A couple months later she was diagnosed and I became her full time caregiver. My older siblings were in VA. My dad traveled pretty much every week for his job. So it was us. I did everything that involves taking care of a cancer patient. Even during her darkest hours of night sweats, wretching over a toliet, I didn't want to be anywhere else. I didn't want anyone else taking care of her. I get my nuturing spirit from her.

After the cancer took over her frail body. Her breathing slowed, and she became weak. We knew something was going to happen but being the Momma Bear that she is, she never let us believe it would take her.

I had a lot of growing up during that time. It was precious time that I am so glad I had. She helped me find a passion for fitness and taking care of others. So, I will never forget that. She helped mold me even after she was gone.

I did attempt to go back to school, finished a couple semesters but I really dove head first into my work as a Personal Trainer and became quite successful. Before the boys, I was managing a gym, teaching tons of classes and had an amazing Personal Training career.

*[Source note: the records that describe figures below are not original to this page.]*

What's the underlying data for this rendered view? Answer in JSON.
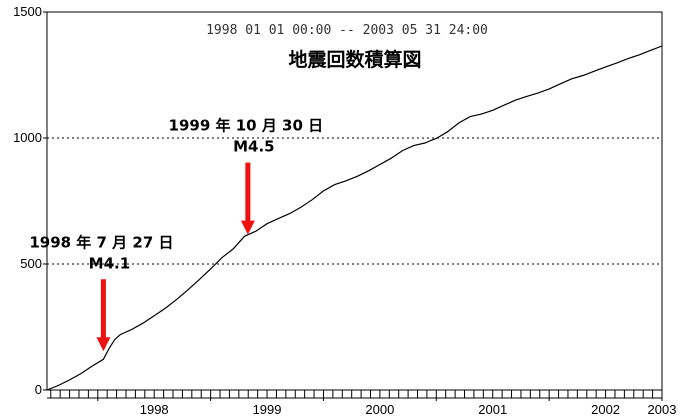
{
  "chart_data": {
    "type": "line",
    "title": "地震回数積算図",
    "subtitle": "1998 01 01 00:00 -- 2003 05 31 24:00",
    "xlabel": "",
    "ylabel": "",
    "ylim": [
      0,
      1500
    ],
    "y_ticks": [
      "0",
      "500",
      "1000",
      "1500"
    ],
    "y_tick_values": [
      0,
      500,
      1000,
      1500
    ],
    "x_ticks": [
      "1998",
      "1999",
      "2000",
      "2001",
      "2002",
      "2003"
    ],
    "xlim": [
      1997.55,
      2003.0
    ],
    "grid": "horizontal dotted at 500 and 1000",
    "series": [
      {
        "color": "#000000",
        "x": [
          1997.55,
          1997.65,
          1997.75,
          1997.85,
          1997.95,
          1998.05,
          1998.1,
          1998.15,
          1998.2,
          1998.3,
          1998.4,
          1998.5,
          1998.6,
          1998.7,
          1998.8,
          1998.9,
          1999.0,
          1999.1,
          1999.2,
          1999.3,
          1999.4,
          1999.45,
          1999.5,
          1999.6,
          1999.7,
          1999.8,
          1999.9,
          2000.0,
          2000.1,
          2000.2,
          2000.3,
          2000.4,
          2000.5,
          2000.6,
          2000.7,
          2000.8,
          2000.9,
          2000.95,
          2001.0,
          2001.1,
          2001.2,
          2001.3,
          2001.4,
          2001.5,
          2001.6,
          2001.7,
          2001.8,
          2001.9,
          2002.0,
          2002.1,
          2002.2,
          2002.3,
          2002.4,
          2002.5,
          2002.6,
          2002.7,
          2002.8,
          2002.9,
          2003.0
        ],
        "y": [
          0,
          18,
          40,
          65,
          95,
          122,
          165,
          200,
          220,
          240,
          265,
          295,
          325,
          360,
          398,
          438,
          480,
          525,
          560,
          610,
          630,
          645,
          660,
          680,
          700,
          725,
          755,
          790,
          815,
          830,
          848,
          870,
          895,
          920,
          950,
          970,
          980,
          990,
          998,
          1025,
          1060,
          1085,
          1095,
          1110,
          1130,
          1150,
          1165,
          1178,
          1195,
          1215,
          1235,
          1248,
          1265,
          1282,
          1298,
          1315,
          1330,
          1348,
          1365
        ]
      }
    ],
    "annotations": [
      {
        "line1": "1998 年 7 月 27 日",
        "line2": "M4.1",
        "x": 1998.05,
        "y": 122,
        "color": "#ee1111"
      },
      {
        "line1": "1999 年 10 月 30 日",
        "line2": "M4.5",
        "x": 1999.33,
        "y": 585,
        "color": "#ee1111"
      }
    ]
  }
}
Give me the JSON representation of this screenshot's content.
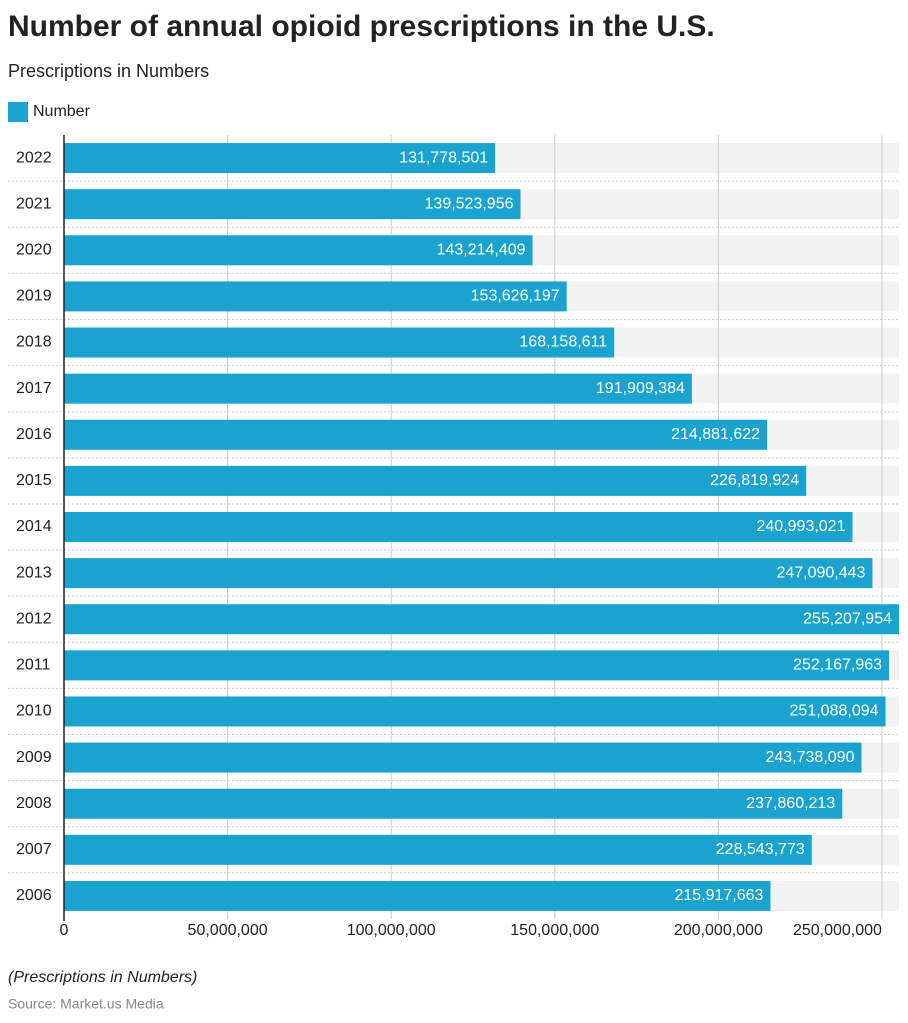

Four years later, I am doing In Home Personal Training, which I do love. But, sometimes I miss going to the gym and being around adults for 8-10 hours at a time. I feel like I have lost my mojo, if you can understand that. Don't get me wrong, I am lucky that I am able to make my own hours and still be here for my boys. I want them to have what I had growing up, which is a mom who loved and cared so much. Who was at school functions, who laid on the couch with you and ate popcorn. Who scratched your arm, just because. I am so very thankful for my clients that I have. Not only are they my clients but I do consider them friends as well. I recently lost two clients. Primarily because they were not using their gym memberships that they were paying for. But, it still hurt. It had me re-evaluating why I was doing what I was doing.

It gave me clarity and re-focus which is good. I now know that I am going to finish my degree in Exercise Science, not only for me, but for my mom who believed in me all those years ago. I am going to take some yoga classes. I am also going to take a cake decorating class.

All, because this is the year of finding me again.